On the reversal of owed income taxes from 2020, East Africa Breweries Plc (EABL) is expected to receive Ksh1.1 billion.
The producer of alcoholic beverages claims that the return is a portion of the Ksh4 billion excess tax that was paid in advance of the period’s actual pre-tax profit, which was lower than anticipated.
The corporation claims that as of now, Ksh2.9 billion in reimbursements have been made available to it following an audit by the Kenya Revenue Authority (KRA).
“When KRA has finished auditing our books, we will receive the refund. However, after the overpaid taxes were confirmed, we already received Ksh2.9 billion in the current audit,” said the EABL Chief Financial Officer Risper Ohaga.
The Tax Procedures Act was amended last year to allow taxpayers to ask for refunds of overpaid tax, including unpaid instalment tax, and EABL’s refund claims have been approved as a result.
Any remaining excess tax is subject to interest and penalties after the refund, which primarily takes the form of offsets against future tax bills.

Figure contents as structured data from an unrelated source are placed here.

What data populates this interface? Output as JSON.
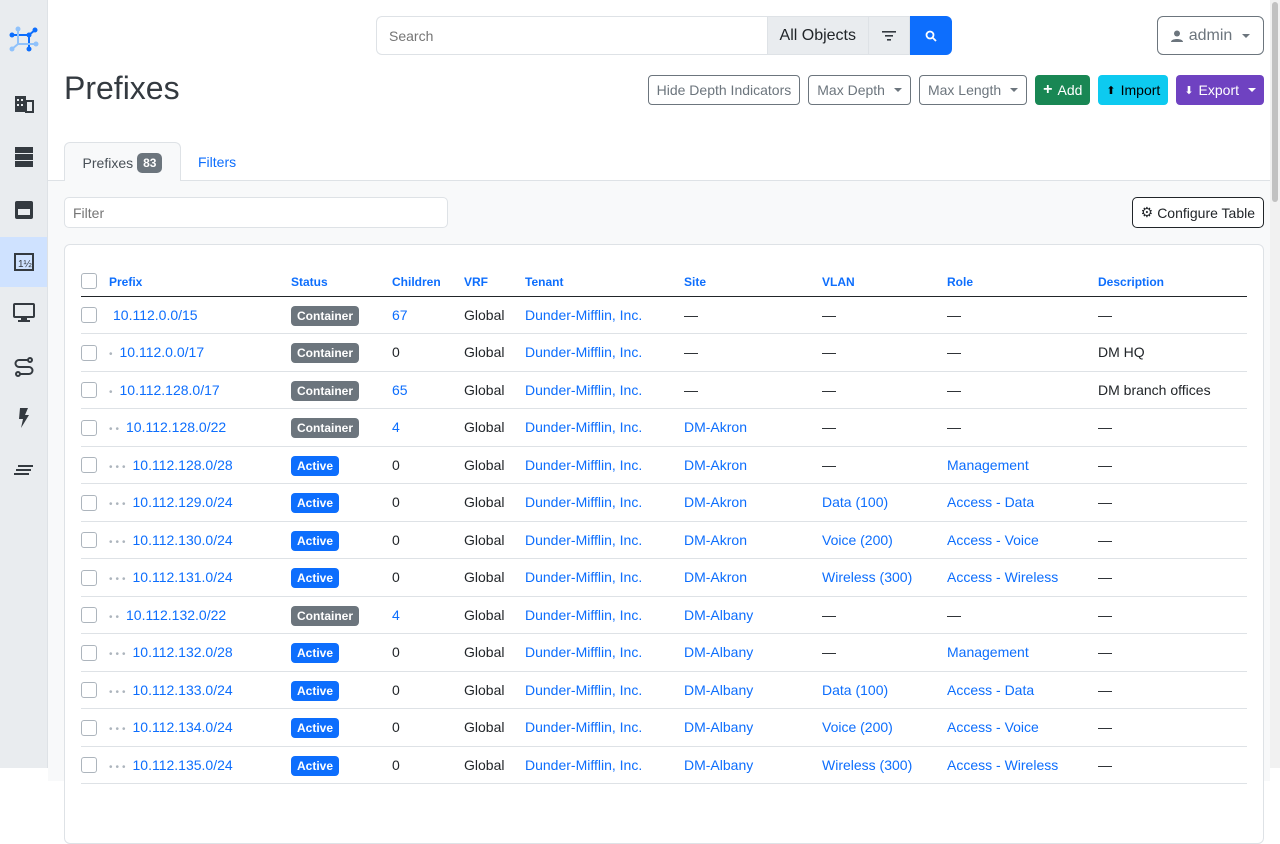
{
  "sidebar": {
    "items": [
      {
        "icon": "organization-icon"
      },
      {
        "icon": "devices-icon"
      },
      {
        "icon": "connections-icon"
      },
      {
        "icon": "ipam-icon",
        "active": true
      },
      {
        "icon": "virtualization-icon"
      },
      {
        "icon": "circuits-icon"
      },
      {
        "icon": "power-icon"
      },
      {
        "icon": "other-icon"
      }
    ]
  },
  "search": {
    "placeholder": "Search",
    "scope": "All Objects"
  },
  "user": {
    "name": "admin"
  },
  "page": {
    "title": "Prefixes"
  },
  "actions": {
    "hide_depth": "Hide Depth Indicators",
    "max_depth": "Max Depth",
    "max_length": "Max Length",
    "add": "Add",
    "import": "Import",
    "export": "Export"
  },
  "colors": {
    "primary": "#0d6efd",
    "add": "#198754",
    "import": "#0dcaf0",
    "export": "#6f42c1",
    "container": "#6c757d",
    "active": "#0d6efd"
  },
  "tabs": [
    {
      "label": "Prefixes",
      "count": "83"
    },
    {
      "label": "Filters"
    }
  ],
  "filter": {
    "placeholder": "Filter"
  },
  "configure_table": "Configure Table",
  "table": {
    "columns": [
      "Prefix",
      "Status",
      "Children",
      "VRF",
      "Tenant",
      "Site",
      "VLAN",
      "Role",
      "Description"
    ],
    "rows": [
      {
        "depth": 0,
        "prefix": "10.112.0.0/15",
        "status": "Container",
        "children": "67",
        "vrf": "Global",
        "tenant": "Dunder-Mifflin, Inc.",
        "site": "—",
        "vlan": "—",
        "role": "—",
        "description": "—"
      },
      {
        "depth": 1,
        "prefix": "10.112.0.0/17",
        "status": "Container",
        "children": "0",
        "vrf": "Global",
        "tenant": "Dunder-Mifflin, Inc.",
        "site": "—",
        "vlan": "—",
        "role": "—",
        "description": "DM HQ"
      },
      {
        "depth": 1,
        "prefix": "10.112.128.0/17",
        "status": "Container",
        "children": "65",
        "vrf": "Global",
        "tenant": "Dunder-Mifflin, Inc.",
        "site": "—",
        "vlan": "—",
        "role": "—",
        "description": "DM branch offices"
      },
      {
        "depth": 2,
        "prefix": "10.112.128.0/22",
        "status": "Container",
        "children": "4",
        "vrf": "Global",
        "tenant": "Dunder-Mifflin, Inc.",
        "site": "DM-Akron",
        "vlan": "—",
        "role": "—",
        "description": "—"
      },
      {
        "depth": 3,
        "prefix": "10.112.128.0/28",
        "status": "Active",
        "children": "0",
        "vrf": "Global",
        "tenant": "Dunder-Mifflin, Inc.",
        "site": "DM-Akron",
        "vlan": "—",
        "role": "Management",
        "description": "—"
      },
      {
        "depth": 3,
        "prefix": "10.112.129.0/24",
        "status": "Active",
        "children": "0",
        "vrf": "Global",
        "tenant": "Dunder-Mifflin, Inc.",
        "site": "DM-Akron",
        "vlan": "Data (100)",
        "role": "Access - Data",
        "description": "—"
      },
      {
        "depth": 3,
        "prefix": "10.112.130.0/24",
        "status": "Active",
        "children": "0",
        "vrf": "Global",
        "tenant": "Dunder-Mifflin, Inc.",
        "site": "DM-Akron",
        "vlan": "Voice (200)",
        "role": "Access - Voice",
        "description": "—"
      },
      {
        "depth": 3,
        "prefix": "10.112.131.0/24",
        "status": "Active",
        "children": "0",
        "vrf": "Global",
        "tenant": "Dunder-Mifflin, Inc.",
        "site": "DM-Akron",
        "vlan": "Wireless (300)",
        "role": "Access - Wireless",
        "description": "—"
      },
      {
        "depth": 2,
        "prefix": "10.112.132.0/22",
        "status": "Container",
        "children": "4",
        "vrf": "Global",
        "tenant": "Dunder-Mifflin, Inc.",
        "site": "DM-Albany",
        "vlan": "—",
        "role": "—",
        "description": "—"
      },
      {
        "depth": 3,
        "prefix": "10.112.132.0/28",
        "status": "Active",
        "children": "0",
        "vrf": "Global",
        "tenant": "Dunder-Mifflin, Inc.",
        "site": "DM-Albany",
        "vlan": "—",
        "role": "Management",
        "description": "—"
      },
      {
        "depth": 3,
        "prefix": "10.112.133.0/24",
        "status": "Active",
        "children": "0",
        "vrf": "Global",
        "tenant": "Dunder-Mifflin, Inc.",
        "site": "DM-Albany",
        "vlan": "Data (100)",
        "role": "Access - Data",
        "description": "—"
      },
      {
        "depth": 3,
        "prefix": "10.112.134.0/24",
        "status": "Active",
        "children": "0",
        "vrf": "Global",
        "tenant": "Dunder-Mifflin, Inc.",
        "site": "DM-Albany",
        "vlan": "Voice (200)",
        "role": "Access - Voice",
        "description": "—"
      },
      {
        "depth": 3,
        "prefix": "10.112.135.0/24",
        "status": "Active",
        "children": "0",
        "vrf": "Global",
        "tenant": "Dunder-Mifflin, Inc.",
        "site": "DM-Albany",
        "vlan": "Wireless (300)",
        "role": "Access - Wireless",
        "description": "—"
      }
    ]
  }
}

The commissioner-general of KRA has 90 days to decide on the refund request during which time an audit is conducted to determine whether an overpayment actually occurred or not.
The Tax Appeals Tribunal is open to taxpayers’ appeals over the audit.

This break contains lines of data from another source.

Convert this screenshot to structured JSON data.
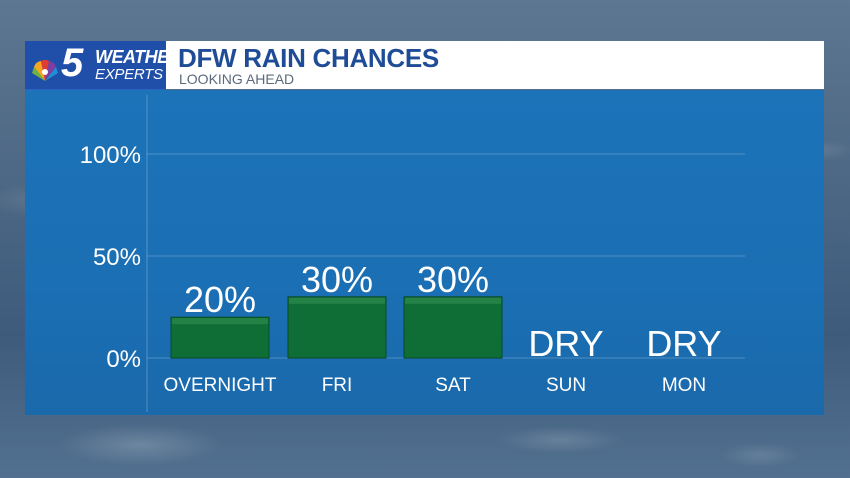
{
  "header": {
    "logo_number": "5",
    "logo_line1": "WEATHER",
    "logo_line2": "EXPERTS",
    "title": "DFW RAIN CHANCES",
    "subtitle": "LOOKING AHEAD"
  },
  "chart_data": {
    "type": "bar",
    "title": "DFW RAIN CHANCES",
    "subtitle": "LOOKING AHEAD",
    "categories": [
      "OVERNIGHT",
      "FRI",
      "SAT",
      "SUN",
      "MON"
    ],
    "values": [
      20,
      30,
      30,
      0,
      0
    ],
    "value_labels": [
      "20%",
      "30%",
      "30%",
      "DRY",
      "DRY"
    ],
    "yticks": [
      0,
      50,
      100
    ],
    "ytick_labels": [
      "0%",
      "50%",
      "100%"
    ],
    "ylim": [
      0,
      100
    ],
    "grid": true,
    "bar_color": "#0f6d36",
    "xlabel": "",
    "ylabel": ""
  }
}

For firms with tax overpayments, clearing refunds on overpaid taxes is intended to help with cash flow issues.
“The unpaid tax, including overpaid instalment tax, can be put against future liabilities rather than waiting two years for a return,” according to tax specialists at KPMG.

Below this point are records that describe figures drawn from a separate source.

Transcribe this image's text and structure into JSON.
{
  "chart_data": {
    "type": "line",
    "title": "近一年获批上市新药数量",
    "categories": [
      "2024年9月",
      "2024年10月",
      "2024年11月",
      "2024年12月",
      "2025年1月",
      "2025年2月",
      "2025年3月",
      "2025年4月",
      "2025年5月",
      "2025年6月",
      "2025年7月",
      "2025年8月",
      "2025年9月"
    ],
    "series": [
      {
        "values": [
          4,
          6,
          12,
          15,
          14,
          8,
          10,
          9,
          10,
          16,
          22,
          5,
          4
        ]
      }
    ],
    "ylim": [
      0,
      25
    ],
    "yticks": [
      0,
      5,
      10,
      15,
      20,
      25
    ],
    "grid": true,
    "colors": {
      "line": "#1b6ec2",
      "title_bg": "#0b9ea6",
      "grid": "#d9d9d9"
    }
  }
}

“Giving the commissioner a 90-day window to consider and decide on the application will give taxpayers the much-needed assurance. Additionally, this will reduce the financial load on taxpayers and lower operating expenses.”
The payment window for tax refunds has been reduced to just six months as a result of recent amendments to the Tax Procedures Act and the 2023 Finance Act.
EABL‘s income tax expense decreased from Ksh8.44 billion to Ksh6.38 billion in the fiscal year that ended in June.
The manufacturer put Ksh12.9 billion on long-term projects throughout the review period, including the increase of its brewing capacity in Moshi, Tanzania, and Uganda.
The capital expenditure was partially financed by debt, which caused borrowings to increase by 41%, from Ksh36 billion to Ksh51 billion.